Dans le même temps, dans un monde parallèle, des industriels et des start-up savent tirer le meilleur de cette donnée : certains se propulsent au rang de « licorne » grâce à cela. La French Care fédère les acteurs du digital en santé autour d’un objectif commun, « Incarner une France de la santé, innovante et ambitieuse ». Mais ces initiatives se heurtent à une vision politique trop sclérosée par une approche court-termiste. L’offre pléthorique ne trouve pas son cadre de solubilité au bénéfice d’un système plus performant.
L’intelligence artificielle, notamment générative, appelle une accélération des usages de données que l’approche cognitive humaine ne saurait produire, à tout le moins dans une même temporalité. Elle constitue « une rupture anthropologique au service de la performance », titrait récemment un média alternatif.
Comme toute révolution technologique, malgré le champ des possibles en santé ouvert par l’accélération de la connaissance qu’elle induit, l’IA exige du temps de maturation et des prérequis : l’instauration d’un cadre de confiance, une gouvernance clarifiée et unifiée de la donnée de santé et une vision pluriannuelle des politiques publiques afin de mettre en adéquation objectifs de santé et moyens associés.
Sans ces prérequis, les risques sont nombreux : biais cognitifs ou de finalités d’une technologie mal positionnée, absence de solubilité de l’IA dans un système qui briderait son déploiement, ou au contraire dérives technicistes oublieuses de l’éthique…
Le cadre doit donc être posé. Il ne s’agit pas de normaliser l’ensemble du système, mais de définir les principes de son déploiement, alliant politiques publiques et investissements privés dans un objectif partagé, citoyen et éthique.
Imaginons donc un monde où les politiques de prévention utiliseraient la donnée pour améliorer drastiquement la santé de nos concitoyens et pour construire une trajectoire de soutenabilité de notre système de santé. Nous savons bien que l’avenir de notre système s’inscrit dans l’accélération de politiques de prévention impactantes, a fortiori dans un cadre budgétaire contraint. Un vrai changement de paradigme est exigé : « une seule santé » au-delà du soin. Et ce paradigme appelle à repenser l’ensemble de notre système, notamment de financement, soustrait de l’annualisation budgétaire et fondé sur le service rendu et sur l’évaluation. Il appelle aussi à recréer des espaces de débat démocratique sur les enjeux et les priorités de santé.

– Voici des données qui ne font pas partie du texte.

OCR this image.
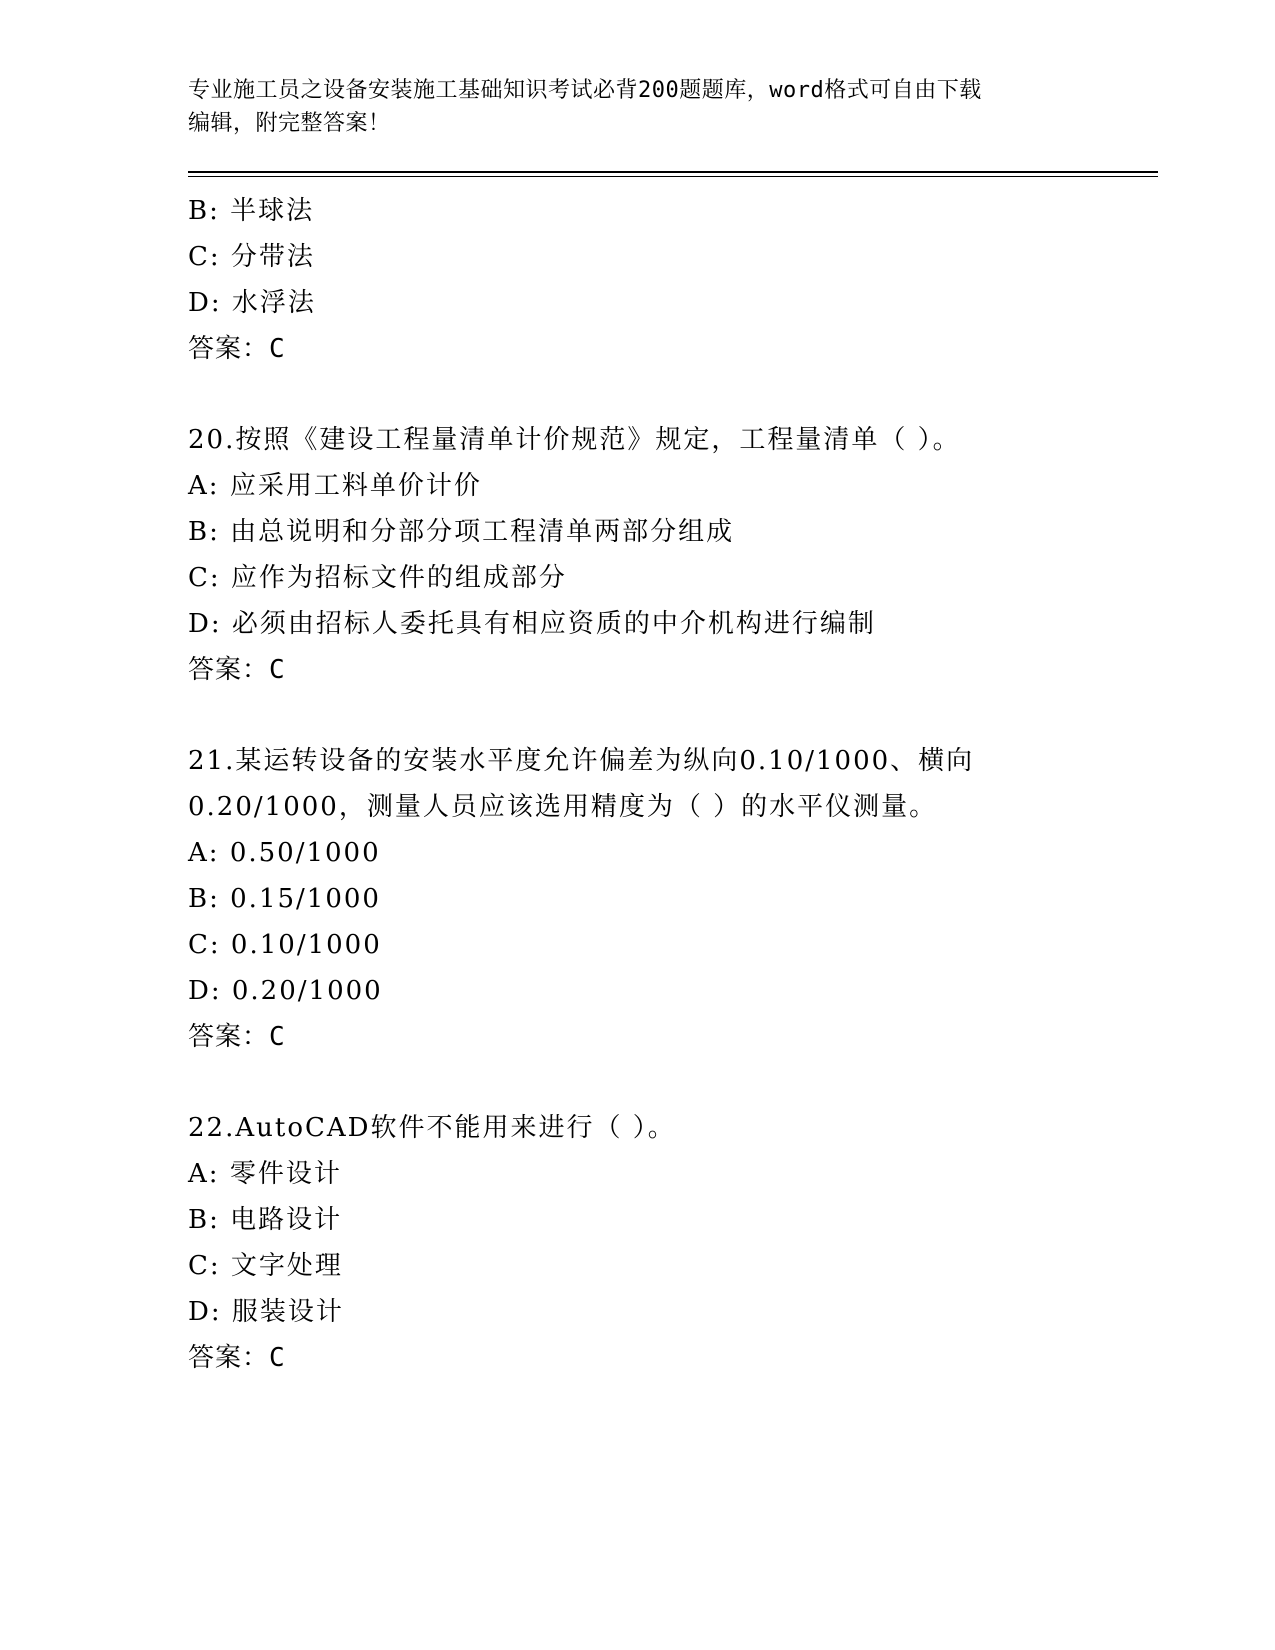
专业施工员之设备安装施工基础知识考试必背200题题库，word格式可自由下载
编辑，附完整答案！
B: 半球法
C: 分带法
D: 水浮法
答案：C
20.按照《建设工程量清单计价规范》规定，工程量清单（ ）。
A: 应采用工料单价计价
B: 由总说明和分部分项工程清单两部分组成
C: 应作为招标文件的组成部分
D: 必须由招标人委托具有相应资质的中介机构进行编制
答案：C
21.某运转设备的安装水平度允许偏差为纵向0.10/1000、横向
0.20/1000，测量人员应该选用精度为（ ）的水平仪测量。
A: 0.50/1000
B: 0.15/1000
C: 0.10/1000
D: 0.20/1000
答案：C
22.AutoCAD软件不能用来进行（ ）。
A: 零件设计
B: 电路设计
C: 文字处理
D: 服装设计
答案：C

Dans un tel cadre, les usages issus de Mon espace santé viendraient porter la voix des acteurs de santé comme des citoyens. En effet, Mon espace santé constitue une véritable opportunité pour une sensibilisation aux enjeux de santé publique et de prévention adressée de manière ciblée, et pour toucher les populations les plus éloignées du soin et/ou peu réceptives aux campagnes conventionnelles. Tout ceci peut engendrer une véritable évolution dans l’approche de la santé, issu de la réalité de chaque citoyen, pour peu qu’on ne se contente pas de « l’informer » de façon descendante, mais qu’il soit aussi acteur des dynamiques préventives, au plus près de son lieu de vie. Cela nécessite au préalable que les citoyens ouvrent ce trésor qu’est leur Dossier médical partagé : aujourd’hui, seulement 17 % des Français ont activé leur profil pour le bien individuel et collectif.
Malgré un poids de la santé dans le PIB plus élevé en France, l’état de santé de nos concitoyens ne s’en trouve pas meilleur. Un système exclusivement tourné vers une approche curative sera toujours plus inapproprié et onéreux que celui qui préviendra la survenue des maladies. Les données de santé, aidées par une IA générative répondant au cadre attendu, pourront être des vecteurs incontournables de nos politiques de santé, pour peu que se dessine enfin le cadre adéquat, et que les barrières, les dogmes, les peurs et les conservatismes cessent à jamais.